The original post: /r/datahoarder by /u/Scott-Michaud on 2024-09-06 23:26:26.
Assuming that I will not just prune dumb files, what is a good method to optimize the following situation:
I personally have clumps of data (ex: old projects, etc.) that love tonnes (think millions) of tiny files.
I currently backup to the cloud + a couple external hard drives. Keeping incrementally up to date is fine, but I'm currently working on moving to new external drives (long story involving Ubuntu 24.04 and the old drives using NTFS, which is currently bugged out... plus it gave me self-justification to buy larger drives) and my file copy system looks like it'll take a week or two because all the tiny files push the transfer rate down to the tens of kilobytes per second. (When I hit the occasional large file, it jumps to ~150MB/s. I tried letting it go anyway; we're on Day 3 and still nowhere near complete.)
A lot of these clumps of files are irreplaceable, but unlikely to be opened more than once in like... 10 years.
My thought is to crush the entire folder into an archive format of some sort, so I'll have one (hundreds of gigabytes) file instead of millions of files totaling hundreds of gigabytes. (Much of it is just generated crap that I can delete, but... I don't want to, particularly because I've "oops I actually needed that" in the past.)
The cost of storing this is perfectly acceptable.

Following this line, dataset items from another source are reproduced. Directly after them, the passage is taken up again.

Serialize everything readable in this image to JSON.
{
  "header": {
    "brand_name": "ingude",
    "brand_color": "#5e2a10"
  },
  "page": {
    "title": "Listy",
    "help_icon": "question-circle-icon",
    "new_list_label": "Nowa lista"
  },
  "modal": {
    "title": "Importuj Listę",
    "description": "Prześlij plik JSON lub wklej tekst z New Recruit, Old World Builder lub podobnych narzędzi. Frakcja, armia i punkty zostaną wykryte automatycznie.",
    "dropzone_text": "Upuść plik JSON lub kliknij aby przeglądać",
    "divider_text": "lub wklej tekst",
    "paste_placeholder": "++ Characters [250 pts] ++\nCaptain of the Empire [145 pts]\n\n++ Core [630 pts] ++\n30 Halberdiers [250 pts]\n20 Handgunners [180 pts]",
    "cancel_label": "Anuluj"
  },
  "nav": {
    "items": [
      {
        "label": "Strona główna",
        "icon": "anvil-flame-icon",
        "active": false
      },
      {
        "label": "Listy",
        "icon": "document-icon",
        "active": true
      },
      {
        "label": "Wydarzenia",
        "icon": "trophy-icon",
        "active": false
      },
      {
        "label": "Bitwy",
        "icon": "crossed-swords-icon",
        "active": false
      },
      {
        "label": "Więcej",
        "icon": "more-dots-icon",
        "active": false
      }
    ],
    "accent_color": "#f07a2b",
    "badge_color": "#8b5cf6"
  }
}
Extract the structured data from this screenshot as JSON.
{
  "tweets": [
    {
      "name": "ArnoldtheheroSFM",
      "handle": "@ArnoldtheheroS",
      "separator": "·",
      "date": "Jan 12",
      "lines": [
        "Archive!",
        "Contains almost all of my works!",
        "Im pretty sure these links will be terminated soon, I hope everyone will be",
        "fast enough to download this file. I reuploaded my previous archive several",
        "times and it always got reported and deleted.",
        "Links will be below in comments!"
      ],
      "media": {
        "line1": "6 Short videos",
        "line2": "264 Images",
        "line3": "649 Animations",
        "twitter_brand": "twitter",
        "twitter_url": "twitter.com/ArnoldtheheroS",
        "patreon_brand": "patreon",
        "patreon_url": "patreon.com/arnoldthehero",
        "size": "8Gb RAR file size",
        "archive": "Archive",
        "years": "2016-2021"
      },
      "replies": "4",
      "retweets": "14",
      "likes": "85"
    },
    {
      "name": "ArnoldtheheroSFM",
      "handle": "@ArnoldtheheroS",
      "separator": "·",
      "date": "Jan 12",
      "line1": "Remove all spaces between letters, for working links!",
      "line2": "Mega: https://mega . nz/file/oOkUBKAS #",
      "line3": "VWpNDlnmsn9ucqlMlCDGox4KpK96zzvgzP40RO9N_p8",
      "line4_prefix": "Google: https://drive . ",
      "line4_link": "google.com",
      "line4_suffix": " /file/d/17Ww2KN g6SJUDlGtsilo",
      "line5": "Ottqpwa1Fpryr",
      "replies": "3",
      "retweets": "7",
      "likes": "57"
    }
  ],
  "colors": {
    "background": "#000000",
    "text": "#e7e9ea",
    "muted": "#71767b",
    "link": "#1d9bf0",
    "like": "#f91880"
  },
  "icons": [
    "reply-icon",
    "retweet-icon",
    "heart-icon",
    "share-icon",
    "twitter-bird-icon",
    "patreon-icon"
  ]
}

Zero compression required. My main concern is that I don't want to try to open it in 2040 and find out the entire archive is dead.
My initial instinct is to use 7zip (the original PC is Windows) to dump these folders into .tar format, and delete the original folder. I know a little about the format, and it seems reasonable to me, but not enough to know if there's any edge cases where everything can come crumbling down.
Main questions:
- Is there anything fundamentally stupid about the entire premise of what I'm saying?
- Is uncompressed TAR about peak resilience? Or is there a better format?
- Anything I can do to validate that the data is (initially) perfect before I delete the original?
- Any other advice?
Thanks for your time and your consideration!